I saw this in action across two levels in a hands-off preview. The first was a reimagining of The Thing, which saw the developers fighting corrupted enemies throughout the Antarctic base as they saved dogs. Combat looks fairly straightforward, although there are items like turrets or bounce pads that players can lay down in the environment to give them an edge in combat. Parsons also highlighted how most objectives in the environment can be destroyed and that doing so will grant players “vinyl” currency to spend.

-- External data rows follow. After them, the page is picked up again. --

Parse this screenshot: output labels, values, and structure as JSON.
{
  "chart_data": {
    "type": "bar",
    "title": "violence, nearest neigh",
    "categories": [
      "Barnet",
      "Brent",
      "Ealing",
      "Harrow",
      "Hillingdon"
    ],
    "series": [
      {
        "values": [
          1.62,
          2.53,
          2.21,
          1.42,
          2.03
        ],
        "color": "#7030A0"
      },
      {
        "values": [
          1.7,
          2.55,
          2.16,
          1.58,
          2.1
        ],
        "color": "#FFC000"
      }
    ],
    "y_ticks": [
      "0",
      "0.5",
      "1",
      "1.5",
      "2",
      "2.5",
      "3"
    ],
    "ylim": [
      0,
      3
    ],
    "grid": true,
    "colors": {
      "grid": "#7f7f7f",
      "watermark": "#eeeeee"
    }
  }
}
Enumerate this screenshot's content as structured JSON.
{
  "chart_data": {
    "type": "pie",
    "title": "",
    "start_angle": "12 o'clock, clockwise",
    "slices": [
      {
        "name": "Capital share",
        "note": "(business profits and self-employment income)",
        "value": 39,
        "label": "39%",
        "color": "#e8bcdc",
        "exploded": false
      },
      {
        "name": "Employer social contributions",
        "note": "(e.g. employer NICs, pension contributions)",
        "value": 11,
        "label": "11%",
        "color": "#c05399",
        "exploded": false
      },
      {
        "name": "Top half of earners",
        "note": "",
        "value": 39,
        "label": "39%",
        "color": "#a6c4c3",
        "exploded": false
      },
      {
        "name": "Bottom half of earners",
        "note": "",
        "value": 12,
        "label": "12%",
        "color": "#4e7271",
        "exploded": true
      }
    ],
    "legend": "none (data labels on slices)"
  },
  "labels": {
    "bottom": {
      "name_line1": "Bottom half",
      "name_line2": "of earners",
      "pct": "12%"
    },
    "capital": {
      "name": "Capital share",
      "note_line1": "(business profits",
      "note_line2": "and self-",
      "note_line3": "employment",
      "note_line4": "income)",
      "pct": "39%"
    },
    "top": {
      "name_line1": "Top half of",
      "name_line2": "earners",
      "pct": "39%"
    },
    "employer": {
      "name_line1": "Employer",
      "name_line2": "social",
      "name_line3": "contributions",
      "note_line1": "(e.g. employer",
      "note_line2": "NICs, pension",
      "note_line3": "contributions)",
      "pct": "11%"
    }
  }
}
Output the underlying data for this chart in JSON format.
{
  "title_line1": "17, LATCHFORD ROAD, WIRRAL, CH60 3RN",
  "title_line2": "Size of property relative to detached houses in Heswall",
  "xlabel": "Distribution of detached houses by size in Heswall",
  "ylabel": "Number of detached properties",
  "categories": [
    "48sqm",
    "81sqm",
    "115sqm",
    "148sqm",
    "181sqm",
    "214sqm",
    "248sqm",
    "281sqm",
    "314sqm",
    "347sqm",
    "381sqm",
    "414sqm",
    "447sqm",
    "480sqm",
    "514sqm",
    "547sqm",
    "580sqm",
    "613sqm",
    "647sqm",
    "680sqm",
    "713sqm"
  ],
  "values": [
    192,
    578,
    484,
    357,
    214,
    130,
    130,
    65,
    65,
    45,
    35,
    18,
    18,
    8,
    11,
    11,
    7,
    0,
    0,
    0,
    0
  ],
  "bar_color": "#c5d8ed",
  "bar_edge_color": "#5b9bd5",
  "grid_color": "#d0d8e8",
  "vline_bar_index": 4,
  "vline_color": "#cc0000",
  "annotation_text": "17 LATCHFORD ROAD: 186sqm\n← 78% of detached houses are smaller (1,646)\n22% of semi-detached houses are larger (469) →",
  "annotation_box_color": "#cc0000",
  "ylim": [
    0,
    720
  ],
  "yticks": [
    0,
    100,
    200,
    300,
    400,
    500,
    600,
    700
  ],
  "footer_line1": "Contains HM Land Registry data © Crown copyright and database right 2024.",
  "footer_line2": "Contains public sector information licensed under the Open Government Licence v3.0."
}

The base does feel faithfully recreated, even if what was going on in it was a far cry from the tense John Carpenter film. Seeing this in action raised the question in my mind of what was holding all of the separate IPs together to create something cohesive. Parsons said that the overarching narrative connecting these worlds will be done with a “light touch” because 10:10 Games does want to focus on faithfully retelling the stories from the properties it’s adapting.

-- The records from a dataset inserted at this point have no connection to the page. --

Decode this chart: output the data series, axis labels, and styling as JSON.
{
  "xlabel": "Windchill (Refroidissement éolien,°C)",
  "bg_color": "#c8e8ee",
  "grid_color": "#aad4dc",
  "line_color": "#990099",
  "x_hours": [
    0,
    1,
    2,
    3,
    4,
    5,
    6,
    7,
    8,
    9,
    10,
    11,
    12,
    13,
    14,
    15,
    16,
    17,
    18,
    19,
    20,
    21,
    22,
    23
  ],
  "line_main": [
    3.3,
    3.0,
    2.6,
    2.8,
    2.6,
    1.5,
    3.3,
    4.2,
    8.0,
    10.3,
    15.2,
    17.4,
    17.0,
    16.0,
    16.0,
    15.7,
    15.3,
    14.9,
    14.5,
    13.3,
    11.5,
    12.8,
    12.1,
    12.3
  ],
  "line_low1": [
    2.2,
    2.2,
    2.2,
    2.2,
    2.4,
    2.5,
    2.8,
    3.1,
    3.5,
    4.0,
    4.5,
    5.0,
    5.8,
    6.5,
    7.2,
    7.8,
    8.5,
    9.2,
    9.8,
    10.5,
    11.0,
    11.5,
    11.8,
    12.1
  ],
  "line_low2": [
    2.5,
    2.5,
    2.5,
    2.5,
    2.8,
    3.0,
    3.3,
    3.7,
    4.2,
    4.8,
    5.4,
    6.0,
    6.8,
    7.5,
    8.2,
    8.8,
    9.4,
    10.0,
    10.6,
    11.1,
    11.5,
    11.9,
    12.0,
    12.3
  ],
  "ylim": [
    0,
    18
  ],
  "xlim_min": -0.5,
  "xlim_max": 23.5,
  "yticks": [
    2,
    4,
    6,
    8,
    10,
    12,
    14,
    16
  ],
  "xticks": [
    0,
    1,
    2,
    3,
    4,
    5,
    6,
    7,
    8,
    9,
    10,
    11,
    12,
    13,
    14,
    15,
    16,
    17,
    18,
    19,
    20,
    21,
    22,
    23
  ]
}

He also confirms that the team made the decision early on in development not to feature voice acting, so it will have pantomimed cutscenes like in older Lego games. As someone who preferred that to the newer Lego games’ voice acting, that’s a surprisingly exciting part of Funko Fusion for me.

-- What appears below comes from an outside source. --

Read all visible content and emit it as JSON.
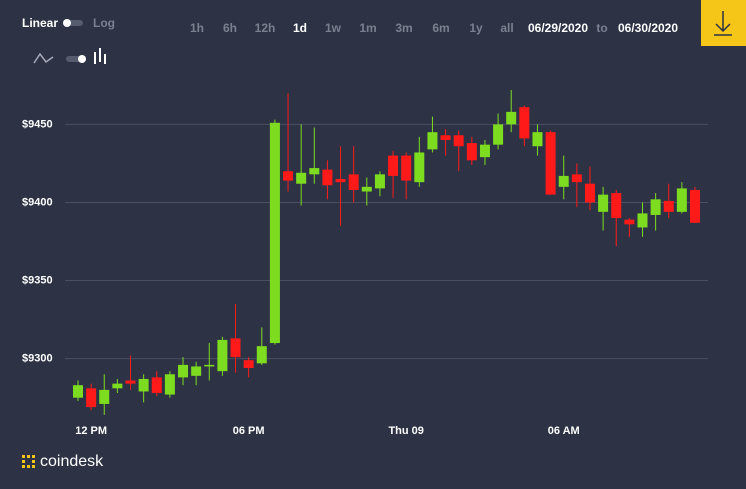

Back to the Future's Hill Valley in Funko Fusion.
10:10 Games

(Loosely) faithful recreations

While The Thing’s level was certainly a stretch compared to the tense horror movie it was based on, I could at least admit that the environment looked the part. What Funko Fusion is going for became a lot more clear in the Shaun of the Dead level Parsons went to next. While he played as Shaun and another developer as Marty McFly, we saw them fight zombies down a street while trying to help characters from the movie reach Winchester pub in a car.

This more followed the plot of a movie, albeit more loosely. There’s only so much you can do without any voice acting, but I think that has the potential to add to Funko Fusion’s charm. Despite the Funko-fication of everything here, that faithfulness to the IP being used are is Parsons credits with being the secret sauce to a successful licensed game.

“The key thing with working with third-party IP is making sure that you treat the IP 100% respectfully, but most importantly, you have to be a fan of that IP,” Parsons says. “With something like this, where there are so many IPs, there’s a lot of research, time, and effort that goes into making sure we really know these IPs. But in order to deliver a fantastic, fun, authentic experience, you’ve got to effectively think as a fan … If [third-party partners] know that you’re a fan, they’re going to trust you, and the great thing is that our partners are great, and they trust us.”

A corrupted enemy in Funko Fusion.
10:10 Games

Until I go hands-on with Funko Fusion, I’m not quite sure if such a weird project could work. I’m admittedly getting tired of IP crossovers, so the gameplay will really have to be entertaining enough to keep the experience enthralling once the initial novelty wears off. But thanks to the team behind it, I do have hope that it will be able to recapture some of the magic of those early Lego games with its eclectic, sometimes overtly violent gameplay and mix of iconic franchises.

Funko Fusion launches for PC, PlayStation 5, Xbox Series X, and Nintendo Switch on September 13.